I stared at her drawn face, remembering our years of ministry together. One. Two. Three. Four. Five. Good. For five seconds she had been free from pain. Most of the past three hours she had writhed in agony in spite of the morphine drip. The nurses and doctors said they were doing all they could, but it was clear even to my unprofessional evaluation that nothing was cutting the pain. I had held my breath during the last back spasm. Now I let it out slowly, afraid to disturb her brief rest. Maybe now the meds were working. I tried not to hope too much. There didn’t seem to be much more that she could take.
“Lord,” I inwardly shouted, “please get my wife out of this pain!” But her ongoing pain seemed to mock my prayers. I pictured my prayers bouncing off the white ceiling, mocking all that I believed; but in spite of my personal agony at seeing her face such pain, I knew God was listening.
The spasms gradually subsided. One day they stopped. I knew the Lord had answered my prayers and helped my wife; yet it had seemed for a few days that my prayers for her made the situation worse, not better. She did get better, recovering fully from her surgery. We never pray in vain. God hears us every time, and He answers our requests. We just have to trust Him to come through for us.

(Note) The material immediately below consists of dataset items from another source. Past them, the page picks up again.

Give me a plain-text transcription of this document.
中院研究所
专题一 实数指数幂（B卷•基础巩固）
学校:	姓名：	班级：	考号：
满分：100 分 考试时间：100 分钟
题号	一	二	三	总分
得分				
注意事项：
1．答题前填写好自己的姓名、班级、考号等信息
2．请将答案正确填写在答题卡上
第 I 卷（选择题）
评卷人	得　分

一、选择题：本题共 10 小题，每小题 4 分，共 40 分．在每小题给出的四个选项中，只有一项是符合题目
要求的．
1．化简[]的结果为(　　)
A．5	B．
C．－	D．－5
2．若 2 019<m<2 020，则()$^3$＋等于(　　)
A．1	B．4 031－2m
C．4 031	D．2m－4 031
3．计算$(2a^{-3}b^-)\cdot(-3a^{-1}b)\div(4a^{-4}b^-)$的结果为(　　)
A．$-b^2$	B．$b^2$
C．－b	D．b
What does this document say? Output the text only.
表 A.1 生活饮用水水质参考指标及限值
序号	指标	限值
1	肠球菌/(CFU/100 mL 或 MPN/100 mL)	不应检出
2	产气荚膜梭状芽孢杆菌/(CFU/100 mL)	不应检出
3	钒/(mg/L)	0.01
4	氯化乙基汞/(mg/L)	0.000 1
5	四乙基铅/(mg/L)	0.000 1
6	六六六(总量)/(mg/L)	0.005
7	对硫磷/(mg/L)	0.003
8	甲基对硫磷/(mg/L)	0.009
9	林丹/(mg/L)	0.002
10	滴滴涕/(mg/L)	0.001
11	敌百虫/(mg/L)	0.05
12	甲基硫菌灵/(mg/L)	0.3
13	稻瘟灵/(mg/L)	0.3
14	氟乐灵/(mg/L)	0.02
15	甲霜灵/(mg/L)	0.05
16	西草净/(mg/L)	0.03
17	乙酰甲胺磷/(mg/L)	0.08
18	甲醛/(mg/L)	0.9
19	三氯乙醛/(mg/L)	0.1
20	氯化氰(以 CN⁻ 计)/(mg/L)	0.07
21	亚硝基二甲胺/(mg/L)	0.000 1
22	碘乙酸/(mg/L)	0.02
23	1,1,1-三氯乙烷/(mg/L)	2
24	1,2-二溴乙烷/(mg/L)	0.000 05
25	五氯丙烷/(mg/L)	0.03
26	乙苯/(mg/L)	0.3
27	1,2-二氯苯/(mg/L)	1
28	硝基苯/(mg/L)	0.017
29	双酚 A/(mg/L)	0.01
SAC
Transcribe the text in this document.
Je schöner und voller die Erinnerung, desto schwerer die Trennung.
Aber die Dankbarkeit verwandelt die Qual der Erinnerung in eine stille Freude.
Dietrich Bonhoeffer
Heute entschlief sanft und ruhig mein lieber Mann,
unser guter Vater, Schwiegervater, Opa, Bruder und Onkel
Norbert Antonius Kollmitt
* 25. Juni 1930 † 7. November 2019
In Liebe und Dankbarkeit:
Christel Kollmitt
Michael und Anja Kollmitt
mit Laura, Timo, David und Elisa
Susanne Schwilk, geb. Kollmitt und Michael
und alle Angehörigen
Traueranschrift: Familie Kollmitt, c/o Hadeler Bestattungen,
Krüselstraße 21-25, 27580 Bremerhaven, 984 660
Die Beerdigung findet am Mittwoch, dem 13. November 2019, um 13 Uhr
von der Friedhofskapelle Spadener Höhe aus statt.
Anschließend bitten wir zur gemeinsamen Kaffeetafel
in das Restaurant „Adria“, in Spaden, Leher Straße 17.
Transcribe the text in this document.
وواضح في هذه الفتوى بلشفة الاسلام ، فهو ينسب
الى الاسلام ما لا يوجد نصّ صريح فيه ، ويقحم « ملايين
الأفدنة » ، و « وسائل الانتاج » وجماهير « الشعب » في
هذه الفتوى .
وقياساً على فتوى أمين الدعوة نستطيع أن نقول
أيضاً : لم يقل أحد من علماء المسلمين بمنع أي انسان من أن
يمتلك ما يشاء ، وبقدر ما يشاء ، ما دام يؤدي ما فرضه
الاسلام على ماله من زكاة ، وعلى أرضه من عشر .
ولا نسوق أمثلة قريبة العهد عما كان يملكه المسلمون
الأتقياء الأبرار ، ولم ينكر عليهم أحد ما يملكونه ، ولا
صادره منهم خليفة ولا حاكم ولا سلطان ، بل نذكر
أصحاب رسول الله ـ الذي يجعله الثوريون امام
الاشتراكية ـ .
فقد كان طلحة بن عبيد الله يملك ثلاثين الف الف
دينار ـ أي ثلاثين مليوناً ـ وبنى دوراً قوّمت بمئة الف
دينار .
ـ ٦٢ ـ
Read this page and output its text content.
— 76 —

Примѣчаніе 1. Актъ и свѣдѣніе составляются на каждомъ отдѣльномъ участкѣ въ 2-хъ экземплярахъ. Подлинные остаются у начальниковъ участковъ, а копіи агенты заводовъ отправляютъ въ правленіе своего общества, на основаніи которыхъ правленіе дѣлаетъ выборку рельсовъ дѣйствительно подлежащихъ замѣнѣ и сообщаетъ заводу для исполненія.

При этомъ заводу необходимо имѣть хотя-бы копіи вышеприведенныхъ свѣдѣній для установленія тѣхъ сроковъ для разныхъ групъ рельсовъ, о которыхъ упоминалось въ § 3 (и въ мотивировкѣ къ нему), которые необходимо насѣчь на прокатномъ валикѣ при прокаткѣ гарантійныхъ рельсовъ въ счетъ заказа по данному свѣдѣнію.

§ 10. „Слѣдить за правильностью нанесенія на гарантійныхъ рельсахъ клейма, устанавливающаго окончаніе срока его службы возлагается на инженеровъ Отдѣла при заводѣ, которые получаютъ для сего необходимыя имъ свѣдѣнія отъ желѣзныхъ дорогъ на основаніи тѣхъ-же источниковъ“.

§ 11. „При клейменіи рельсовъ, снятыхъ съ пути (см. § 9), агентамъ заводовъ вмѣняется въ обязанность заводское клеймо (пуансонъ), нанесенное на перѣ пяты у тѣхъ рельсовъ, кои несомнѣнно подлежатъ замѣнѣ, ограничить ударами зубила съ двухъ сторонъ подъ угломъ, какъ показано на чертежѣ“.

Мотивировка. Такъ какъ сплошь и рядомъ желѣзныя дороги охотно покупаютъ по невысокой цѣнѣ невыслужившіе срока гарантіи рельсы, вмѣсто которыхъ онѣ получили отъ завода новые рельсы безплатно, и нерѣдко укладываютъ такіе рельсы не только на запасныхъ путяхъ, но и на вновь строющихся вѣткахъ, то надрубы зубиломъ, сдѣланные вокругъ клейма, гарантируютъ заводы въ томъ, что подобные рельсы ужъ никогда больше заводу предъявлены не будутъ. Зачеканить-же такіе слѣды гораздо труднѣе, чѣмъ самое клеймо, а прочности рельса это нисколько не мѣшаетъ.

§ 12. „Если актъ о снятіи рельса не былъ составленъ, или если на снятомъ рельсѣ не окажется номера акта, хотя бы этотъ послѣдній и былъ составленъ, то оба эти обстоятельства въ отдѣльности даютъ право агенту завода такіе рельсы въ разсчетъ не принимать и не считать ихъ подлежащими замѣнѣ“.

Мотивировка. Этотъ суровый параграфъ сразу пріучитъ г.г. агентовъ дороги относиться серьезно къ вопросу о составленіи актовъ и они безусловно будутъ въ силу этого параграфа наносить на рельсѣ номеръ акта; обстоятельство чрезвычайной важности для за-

With Christmas quickly approaching, the pain we experience may take our thoughts from the festive traditions of the season. Perhaps you or a friend has lost family members this year. Maybe you lost your job and are unable to afford Christmas gifts for your family. You may even have to spend Christmas in the hospital because of your health. It’s possible your celebration will be dampened by the absence of a family member who has chosen to rebel against God. Talk to God about these difficult circumstances. He feels your pain, and He is listening. Trust Him, and He will come through for you.